Türkiye: RSF condemns pressure on journalists covering the Kurdish issue

 

As pro-Kurdish protests have gained momentum in south-east Türkiye over the past month, six incidents — arrests, assaults, censorship of social media accounts — have revealed the authorities' hostility towards coverage of Kurdish issues and the right to information. Reporters Without Borders (RSF) calls on the authorities to put an end to the intolerable pressure being exerted on these journalists, who are simply doing their job and shedding light on a subject at the heart of current affairs.

“The increase in acts of censorship, intimidation, and violence against journalists covering topics related to Kurdish issues in the past month is deeply concerning. RSF calls on the authorities not to further undermine the right to information and to end the taboo surrounding this subject. Journalists must be able to freely cover everything related to the Kurdish population and the negotiation process initiated by the Turkish government with the Kurdish political class. The population expects its right to information to be respected.

Erol Onderoglu
RSF Representative in Türkiye

In less than a month, RSF has recorded at least six damning cases of press freedom violations targeting coverage of the Kurdish question.

  • An article published on 19 January on the news site Bianet.org – an RSF partner in Türkiye– entitled “Women and Kurds are overrepresented among young people not in employment in Türkiye” was censored on 4 February by an Istanbul judge on the grounds that it “threatened national security.” While the Turkish version remains accessible, the English version had to be removed from the site. In an interview with journalist Nalin Öztekin, Halil Ibrahim Kilic, a representative of the KONDA polling institute, simply mentioned the isolation of young people who are unemployed and uneducated, with particular reference to Kurdish and Arab minorities.

  • Freelance journalist Rusen Takva had to take his case to the Constitutional Court to get his account on the social media platform X (67,000 followers) unblocked after it had been suspended for over a year. He was arrested on 15 February 2025, while covering protests against the appointment of a government administrator to replace the mayor of Van, a city on the border with Iran. The mayor belonged to the DEM, a pro-Kurdish party that is the third largest in the Turkish Parliament and a mediator in the peace process. This specialist in Kurdish issues and migration affairs was accused of disseminating false images of a police operation in the town hall, considered to be “disinformation” constituting a “threat to national security.” Even though the Van public prosecutor's office dismissed the charge of “disinformation” on 15 September 2025, it remains suspended to this day. “In one year, four accounts belonging to me, created one after the other, were censored by judges,” he told RSF, lamenting that he was unable to reach as many followers from his new account when he was covering the recent demonstrations in support of the Kurds in Rojava in northern Syria.
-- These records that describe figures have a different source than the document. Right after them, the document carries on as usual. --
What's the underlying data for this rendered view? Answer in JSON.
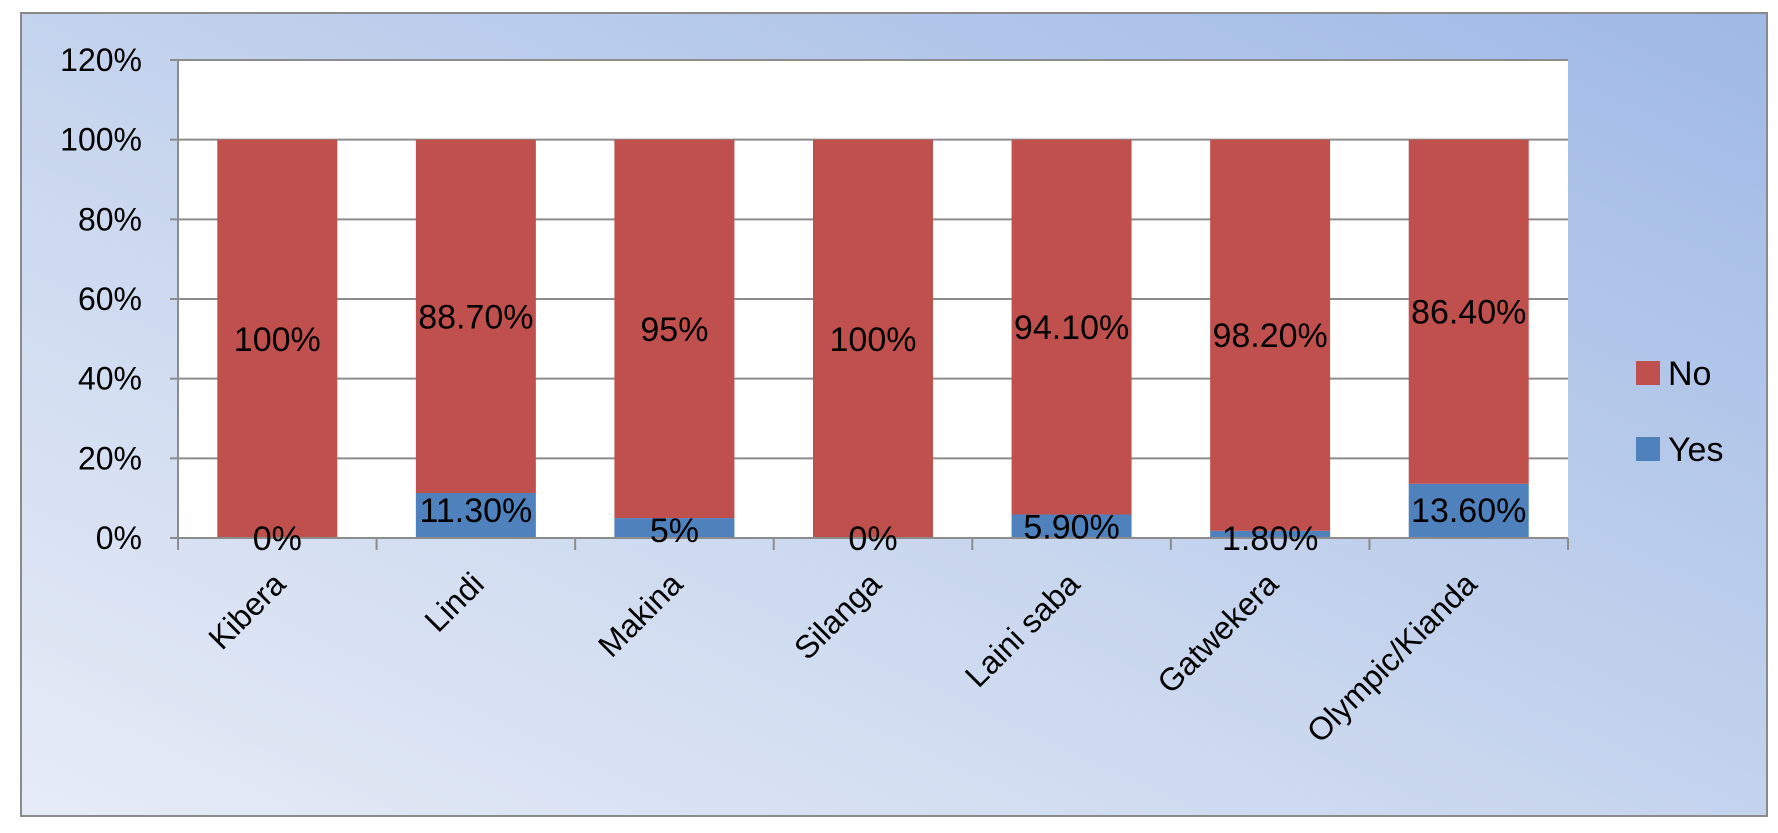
{
  "chart_data": {
    "type": "bar",
    "stacked": true,
    "categories": [
      "Kibera",
      "Lindi",
      "Makina",
      "Silanga",
      "Laini saba",
      "Gatwekera",
      "Olympic/Kianda"
    ],
    "series": [
      {
        "name": "Yes",
        "color": "#4f81bd",
        "values": [
          0,
          11.3,
          5,
          0,
          5.9,
          1.8,
          13.6
        ],
        "labels": [
          "0%",
          "11.30%",
          "5%",
          "0%",
          "5.90%",
          "1.80%",
          "13.60%"
        ]
      },
      {
        "name": "No",
        "color": "#c0504d",
        "values": [
          100,
          88.7,
          95,
          100,
          94.1,
          98.2,
          86.4
        ],
        "labels": [
          "100%",
          "88.70%",
          "95%",
          "100%",
          "94.10%",
          "98.20%",
          "86.40%"
        ]
      }
    ],
    "y_ticks": [
      "0%",
      "20%",
      "40%",
      "60%",
      "80%",
      "100%",
      "120%"
    ],
    "ylim": [
      0,
      120
    ],
    "grid": true,
    "legend_position": "right",
    "legend_order": [
      "No",
      "Yes"
    ]
  }
}
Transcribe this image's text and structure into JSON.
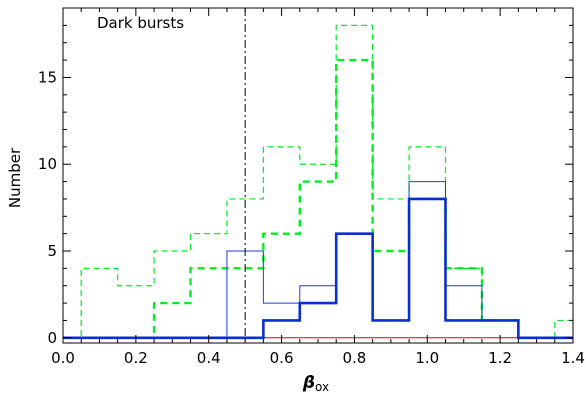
{
  "chart_data": {
    "type": "histogram",
    "xlabel": "β",
    "xlabel_subscript": "ox",
    "ylabel": "Number",
    "xlim": [
      0.0,
      1.4
    ],
    "ylim": [
      -0.3,
      19
    ],
    "xticks": [
      "0.0",
      "0.2",
      "0.4",
      "0.6",
      "0.8",
      "1.0",
      "1.2",
      "1.4"
    ],
    "xtick_values": [
      0.0,
      0.2,
      0.4,
      0.6,
      0.8,
      1.0,
      1.2,
      1.4
    ],
    "yticks": [
      "0",
      "5",
      "10",
      "15"
    ],
    "ytick_values": [
      0,
      5,
      10,
      15
    ],
    "bin_edges": [
      -0.05,
      0.05,
      0.15,
      0.25,
      0.35,
      0.45,
      0.55,
      0.65,
      0.75,
      0.85,
      0.95,
      1.05,
      1.15,
      1.25,
      1.35,
      1.45
    ],
    "annotation": "Dark bursts",
    "vline_x": 0.5,
    "series": [
      {
        "color": "#00ee22",
        "style": "thin-dashed",
        "values": [
          0,
          4,
          3,
          5,
          6,
          8,
          11,
          10,
          18,
          8,
          11,
          4,
          1,
          0,
          1
        ]
      },
      {
        "color": "#00ee22",
        "style": "thick-dashed",
        "values": [
          0,
          0,
          0,
          2,
          4,
          4,
          6,
          9,
          16,
          5,
          8,
          4,
          1,
          0,
          0
        ]
      },
      {
        "color": "#1a3fd6",
        "style": "thin-solid",
        "values": [
          0,
          0,
          0,
          0,
          0,
          5,
          2,
          3,
          6,
          1,
          9,
          3,
          1,
          0,
          0
        ]
      },
      {
        "color": "#0a2fcf",
        "style": "thick-solid",
        "values": [
          0,
          0,
          0,
          0,
          0,
          0,
          1,
          2,
          6,
          1,
          8,
          1,
          1,
          0,
          0
        ]
      },
      {
        "color": "#dd0000",
        "style": "thin-solid",
        "values": [
          0,
          0,
          0,
          0,
          0,
          0,
          0,
          0,
          0,
          0,
          0,
          0,
          0,
          0,
          0
        ]
      }
    ]
  }
}
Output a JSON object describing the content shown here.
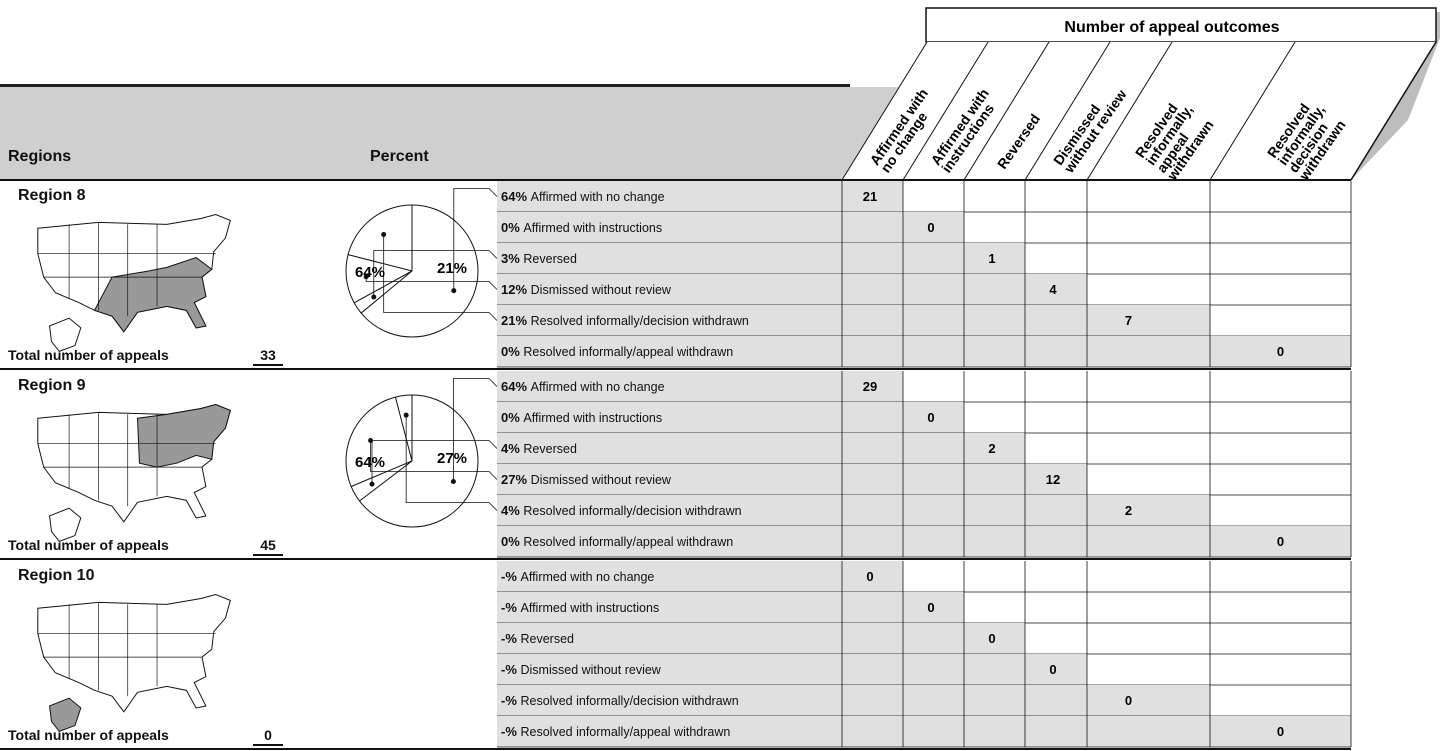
{
  "header": {
    "regions_label": "Regions",
    "percent_label": "Percent",
    "outcomes_title": "Number of appeal outcomes",
    "columns": [
      [
        "Affirmed with",
        "no change"
      ],
      [
        "Affirmed with",
        "instructions"
      ],
      [
        "Reversed"
      ],
      [
        "Dismissed",
        "without review"
      ],
      [
        "Resolved",
        "informally,",
        "appeal",
        "withdrawn"
      ],
      [
        "Resolved",
        "informally,",
        "decision",
        "withdrawn"
      ]
    ]
  },
  "regions": [
    {
      "name": "Region 8",
      "total_label": "Total number of appeals",
      "total": "33",
      "rows": [
        {
          "pct": "64%",
          "label": "Affirmed with no change",
          "value": "21"
        },
        {
          "pct": "0%",
          "label": "Affirmed with instructions",
          "value": "0"
        },
        {
          "pct": "3%",
          "label": "Reversed",
          "value": "1"
        },
        {
          "pct": "12%",
          "label": "Dismissed without review",
          "value": "4"
        },
        {
          "pct": "21%",
          "label": "Resolved informally/decision withdrawn",
          "value": "7"
        },
        {
          "pct": "0%",
          "label": "Resolved informally/appeal withdrawn",
          "value": "0"
        }
      ],
      "pie_labels": [
        "64%",
        "21%"
      ]
    },
    {
      "name": "Region 9",
      "total_label": "Total number of appeals",
      "total": "45",
      "rows": [
        {
          "pct": "64%",
          "label": "Affirmed with no change",
          "value": "29"
        },
        {
          "pct": "0%",
          "label": "Affirmed with instructions",
          "value": "0"
        },
        {
          "pct": "4%",
          "label": "Reversed",
          "value": "2"
        },
        {
          "pct": "27%",
          "label": "Dismissed without review",
          "value": "12"
        },
        {
          "pct": "4%",
          "label": "Resolved informally/decision withdrawn",
          "value": "2"
        },
        {
          "pct": "0%",
          "label": "Resolved informally/appeal withdrawn",
          "value": "0"
        }
      ],
      "pie_labels": [
        "64%",
        "27%"
      ]
    },
    {
      "name": "Region 10",
      "total_label": "Total number of appeals",
      "total": "0",
      "rows": [
        {
          "pct": "-%",
          "label": "Affirmed with no change",
          "value": "0"
        },
        {
          "pct": "-%",
          "label": "Affirmed with instructions",
          "value": "0"
        },
        {
          "pct": "-%",
          "label": "Reversed",
          "value": "0"
        },
        {
          "pct": "-%",
          "label": "Dismissed without review",
          "value": "0"
        },
        {
          "pct": "-%",
          "label": "Resolved informally/decision withdrawn",
          "value": "0"
        },
        {
          "pct": "-%",
          "label": "Resolved informally/appeal withdrawn",
          "value": "0"
        }
      ],
      "pie_labels": []
    }
  ],
  "chart_data": [
    {
      "type": "pie",
      "title": "Region 8",
      "categories": [
        "Affirmed with no change",
        "Affirmed with instructions",
        "Reversed",
        "Dismissed without review",
        "Resolved informally/decision withdrawn",
        "Resolved informally/appeal withdrawn"
      ],
      "values": [
        64,
        0,
        3,
        12,
        21,
        0
      ],
      "counts": [
        21,
        0,
        1,
        4,
        7,
        0
      ],
      "total": 33
    },
    {
      "type": "pie",
      "title": "Region 9",
      "categories": [
        "Affirmed with no change",
        "Affirmed with instructions",
        "Reversed",
        "Dismissed without review",
        "Resolved informally/decision withdrawn",
        "Resolved informally/appeal withdrawn"
      ],
      "values": [
        64,
        0,
        4,
        27,
        4,
        0
      ],
      "counts": [
        29,
        0,
        2,
        12,
        2,
        0
      ],
      "total": 45
    },
    {
      "type": "table",
      "title": "Region 10",
      "categories": [
        "Affirmed with no change",
        "Affirmed with instructions",
        "Reversed",
        "Dismissed without review",
        "Resolved informally/decision withdrawn",
        "Resolved informally/appeal withdrawn"
      ],
      "values": [
        null,
        null,
        null,
        null,
        null,
        null
      ],
      "counts": [
        0,
        0,
        0,
        0,
        0,
        0
      ],
      "total": 0
    }
  ],
  "colors": {
    "band_gray": "#cfcfcf",
    "highlight_gray": "#999999",
    "line": "#111111"
  }
}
  • The head of the regional office of the independent news agency ANKA in the southeastern city of Diyarbakir, Ahmet Ün, and freelance journalist Metin Yoksu were brutally attacked by law enforcement officers while covering a demonstration march toward the border on 22 January in Suruç, a district in Sanliurfa Province,. with tear gas canisters and rubber bullets. Ahmet Ün was wounded in the knee by rubber bullets and Metin Yoksu was wounded in the face by a tear gas canister. Reporter Bekir Seyhanli for Ihlas (IHA) news agency was wounded in the leg on the same day when he was hit by an armoured vehicle.

  • As pro-Kurdish protests gain momentum in the southeast of the country, some international media representatives have told RSF that they are reluctant to travel to the region or send reporters there for fear of reprisals. This risk is evidenced by the arrest of French journalist Raphaël Boukandoura, who was detained on 19 January while covering a demonstration announced in Sarigazi district in the southern outskirts of Istanbul by the pro-Kurdish DEM party, then released on 21 January from a detention centre in Istanbul.

Three journalists are currently behind bars in Türkiye, which ranks 159 out of 180 countries and territories in the 2025 RSF World Press Freedom Index.